The region on both sides of the Santa Cruz River was first settled in the 17th century by a number of ranches and haciendas scattered throughout the area. During the great Pueblo Revolt of 1680 the colonist fled or were killed by the neighboring Tewa Pueblo Indians. With the Spanish gone, the Tano Pueblos of San Lazaro and San Cristobal, formerly located in the Galisteo Basin, relocated at two sites opposite each other on the Santa Cruz River.[2]

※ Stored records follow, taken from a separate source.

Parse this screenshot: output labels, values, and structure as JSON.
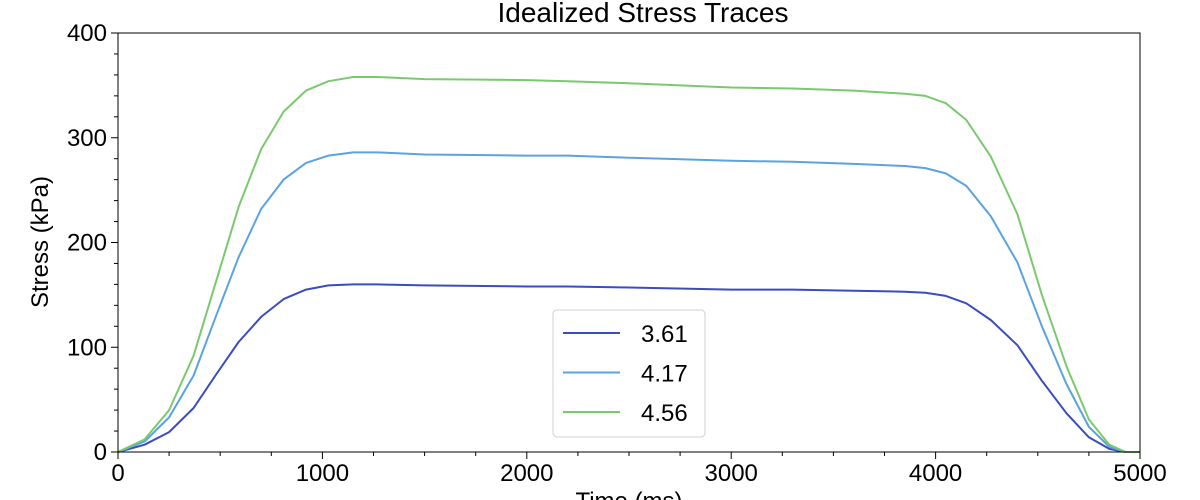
{
  "chart_data": {
    "type": "line",
    "title": "Idealized Stress Traces",
    "xlabel": "Time (ms)",
    "ylabel": "Stress (kPa)",
    "xlim": [
      0,
      5000
    ],
    "ylim": [
      0,
      400
    ],
    "xticks": [
      0,
      1000,
      2000,
      3000,
      4000,
      5000
    ],
    "yticks": [
      0,
      100,
      200,
      300,
      400
    ],
    "grid": false,
    "legend_position": "lower-center",
    "x": [
      0,
      130,
      250,
      370,
      480,
      590,
      700,
      810,
      920,
      1030,
      1150,
      1270,
      1500,
      2000,
      2200,
      2500,
      3000,
      3300,
      3600,
      3850,
      3950,
      4050,
      4150,
      4270,
      4400,
      4520,
      4640,
      4750,
      4850,
      4930,
      5000
    ],
    "series": [
      {
        "name": "3.61",
        "color": "#3b4cc0",
        "values": [
          0,
          7,
          19,
          42,
          74,
          105,
          129,
          146,
          155,
          159,
          160,
          160,
          159,
          158,
          158,
          157,
          155,
          155,
          154,
          153,
          152,
          149,
          142,
          126,
          102,
          68,
          37,
          14,
          3,
          0,
          0
        ]
      },
      {
        "name": "4.17",
        "color": "#5ba3e0",
        "values": [
          0,
          10,
          33,
          73,
          130,
          186,
          232,
          260,
          276,
          283,
          286,
          286,
          284,
          283,
          283,
          281,
          278,
          277,
          275,
          273,
          271,
          266,
          254,
          225,
          181,
          120,
          65,
          24,
          5,
          0,
          0
        ]
      },
      {
        "name": "4.56",
        "color": "#7bc96f",
        "values": [
          0,
          12,
          40,
          92,
          163,
          234,
          289,
          325,
          345,
          354,
          358,
          358,
          356,
          355,
          354,
          352,
          348,
          347,
          345,
          342,
          340,
          333,
          317,
          282,
          227,
          150,
          82,
          31,
          7,
          0,
          0
        ]
      }
    ]
  }
}
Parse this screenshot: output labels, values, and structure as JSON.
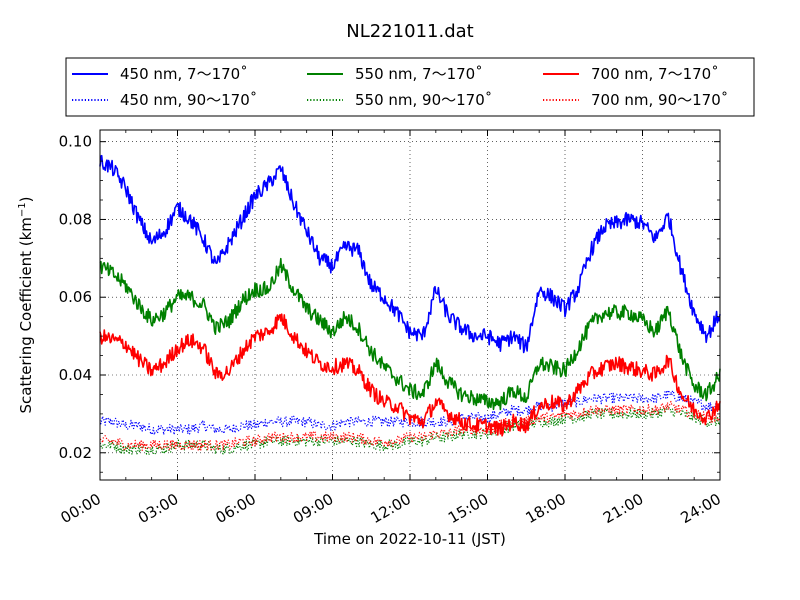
{
  "chart_data": {
    "type": "line",
    "title": "NL221011.dat",
    "xlabel": "Time on 2022-10-11 (JST)",
    "ylabel_main": "Scattering Coefficient (km",
    "ylabel_sup": "−1",
    "ylabel_close": ")",
    "xlim": [
      0,
      24
    ],
    "ylim": [
      0.013,
      0.103
    ],
    "x_ticks": [
      0,
      3,
      6,
      9,
      12,
      15,
      18,
      21,
      24
    ],
    "x_tick_labels": [
      "00:00",
      "03:00",
      "06:00",
      "09:00",
      "12:00",
      "15:00",
      "18:00",
      "21:00",
      "24:00"
    ],
    "y_ticks": [
      0.02,
      0.04,
      0.06,
      0.08,
      0.1
    ],
    "y_tick_labels": [
      "0.02",
      "0.04",
      "0.06",
      "0.08",
      "0.10"
    ],
    "grid": true,
    "legend_placement": "top, outside plot, three columns",
    "x": [
      0,
      0.5,
      1,
      1.5,
      2,
      2.5,
      3,
      3.5,
      4,
      4.5,
      5,
      5.5,
      6,
      6.5,
      7,
      7.5,
      8,
      8.5,
      9,
      9.5,
      10,
      10.5,
      11,
      11.5,
      12,
      12.5,
      13,
      13.5,
      14,
      14.5,
      15,
      15.5,
      16,
      16.5,
      17,
      17.5,
      18,
      18.5,
      19,
      19.5,
      20,
      20.5,
      21,
      21.5,
      22,
      22.5,
      23,
      23.5,
      24
    ],
    "series": [
      {
        "name": "450 nm, 7～170˚",
        "color": "#0000ff",
        "style": "solid",
        "values": [
          0.095,
          0.093,
          0.088,
          0.08,
          0.074,
          0.077,
          0.083,
          0.08,
          0.075,
          0.068,
          0.074,
          0.08,
          0.086,
          0.089,
          0.093,
          0.084,
          0.077,
          0.07,
          0.068,
          0.073,
          0.072,
          0.063,
          0.06,
          0.056,
          0.051,
          0.05,
          0.062,
          0.055,
          0.052,
          0.05,
          0.05,
          0.048,
          0.05,
          0.047,
          0.062,
          0.06,
          0.057,
          0.062,
          0.072,
          0.078,
          0.079,
          0.08,
          0.079,
          0.075,
          0.081,
          0.067,
          0.056,
          0.05,
          0.056
        ]
      },
      {
        "name": "450 nm, 90～170˚",
        "color": "#0000ff",
        "style": "dotted",
        "values": [
          0.028,
          0.028,
          0.027,
          0.027,
          0.026,
          0.026,
          0.026,
          0.026,
          0.027,
          0.026,
          0.026,
          0.027,
          0.027,
          0.028,
          0.028,
          0.028,
          0.028,
          0.027,
          0.027,
          0.028,
          0.028,
          0.028,
          0.028,
          0.028,
          0.028,
          0.028,
          0.028,
          0.028,
          0.029,
          0.029,
          0.029,
          0.03,
          0.031,
          0.031,
          0.032,
          0.032,
          0.033,
          0.033,
          0.034,
          0.034,
          0.034,
          0.034,
          0.034,
          0.034,
          0.035,
          0.034,
          0.033,
          0.032,
          0.032
        ]
      },
      {
        "name": "550 nm, 7～170˚",
        "color": "#008000",
        "style": "solid",
        "values": [
          0.068,
          0.066,
          0.063,
          0.058,
          0.054,
          0.056,
          0.06,
          0.06,
          0.058,
          0.052,
          0.054,
          0.059,
          0.062,
          0.062,
          0.068,
          0.062,
          0.057,
          0.054,
          0.051,
          0.055,
          0.052,
          0.046,
          0.042,
          0.039,
          0.036,
          0.035,
          0.043,
          0.038,
          0.035,
          0.034,
          0.033,
          0.033,
          0.036,
          0.034,
          0.043,
          0.042,
          0.041,
          0.047,
          0.053,
          0.056,
          0.056,
          0.056,
          0.054,
          0.051,
          0.057,
          0.045,
          0.037,
          0.035,
          0.04
        ]
      },
      {
        "name": "550 nm, 90～170˚",
        "color": "#008000",
        "style": "dotted",
        "values": [
          0.022,
          0.022,
          0.021,
          0.021,
          0.021,
          0.021,
          0.022,
          0.022,
          0.022,
          0.021,
          0.021,
          0.022,
          0.022,
          0.023,
          0.023,
          0.023,
          0.023,
          0.023,
          0.023,
          0.023,
          0.023,
          0.022,
          0.022,
          0.022,
          0.023,
          0.023,
          0.024,
          0.024,
          0.025,
          0.025,
          0.025,
          0.026,
          0.027,
          0.027,
          0.028,
          0.028,
          0.029,
          0.029,
          0.03,
          0.03,
          0.03,
          0.03,
          0.03,
          0.03,
          0.031,
          0.03,
          0.029,
          0.028,
          0.028
        ]
      },
      {
        "name": "700 nm, 7～170˚",
        "color": "#ff0000",
        "style": "solid",
        "values": [
          0.05,
          0.049,
          0.048,
          0.044,
          0.041,
          0.043,
          0.047,
          0.049,
          0.047,
          0.04,
          0.041,
          0.046,
          0.05,
          0.051,
          0.055,
          0.05,
          0.046,
          0.043,
          0.042,
          0.043,
          0.041,
          0.036,
          0.033,
          0.032,
          0.029,
          0.028,
          0.033,
          0.03,
          0.028,
          0.027,
          0.027,
          0.026,
          0.028,
          0.027,
          0.032,
          0.033,
          0.032,
          0.036,
          0.04,
          0.042,
          0.043,
          0.042,
          0.041,
          0.04,
          0.044,
          0.035,
          0.031,
          0.029,
          0.033
        ]
      },
      {
        "name": "700 nm, 90～170˚",
        "color": "#ff0000",
        "style": "dotted",
        "values": [
          0.023,
          0.023,
          0.022,
          0.022,
          0.022,
          0.022,
          0.022,
          0.022,
          0.022,
          0.022,
          0.022,
          0.023,
          0.023,
          0.024,
          0.024,
          0.024,
          0.024,
          0.024,
          0.024,
          0.024,
          0.024,
          0.023,
          0.023,
          0.023,
          0.024,
          0.024,
          0.025,
          0.025,
          0.026,
          0.026,
          0.026,
          0.027,
          0.028,
          0.028,
          0.029,
          0.029,
          0.03,
          0.03,
          0.031,
          0.031,
          0.031,
          0.031,
          0.031,
          0.031,
          0.032,
          0.031,
          0.03,
          0.029,
          0.029
        ]
      }
    ]
  }
}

In 1695 General Diego de Vargas Zapata Lujan Ponce de Leon reoccupied the valley and ordered the Indians of these villages to move. The land was granted to sixty Spanish families brought to New Mexico by Fray Francisco Farfán in 1694. They settled ‘’La Villa Nueva de Santa Cruz de Los Españoles Mexicanos del Rey Nuestro Senor Carlos Segundo‘’ on April 21, 1695.[2] In October, 44 families, from Zacatecas joined them. These settlers left the area by 1700 and were replaced by the New Mexico families from the old ranchos.[2] In 1706, the village had a small church, but this structure proved to be inadequate and in June 1733, Governor Gervasio Cruzat y Gongora granted the inhabitants of Santa Cruz permission to build a new church.[2]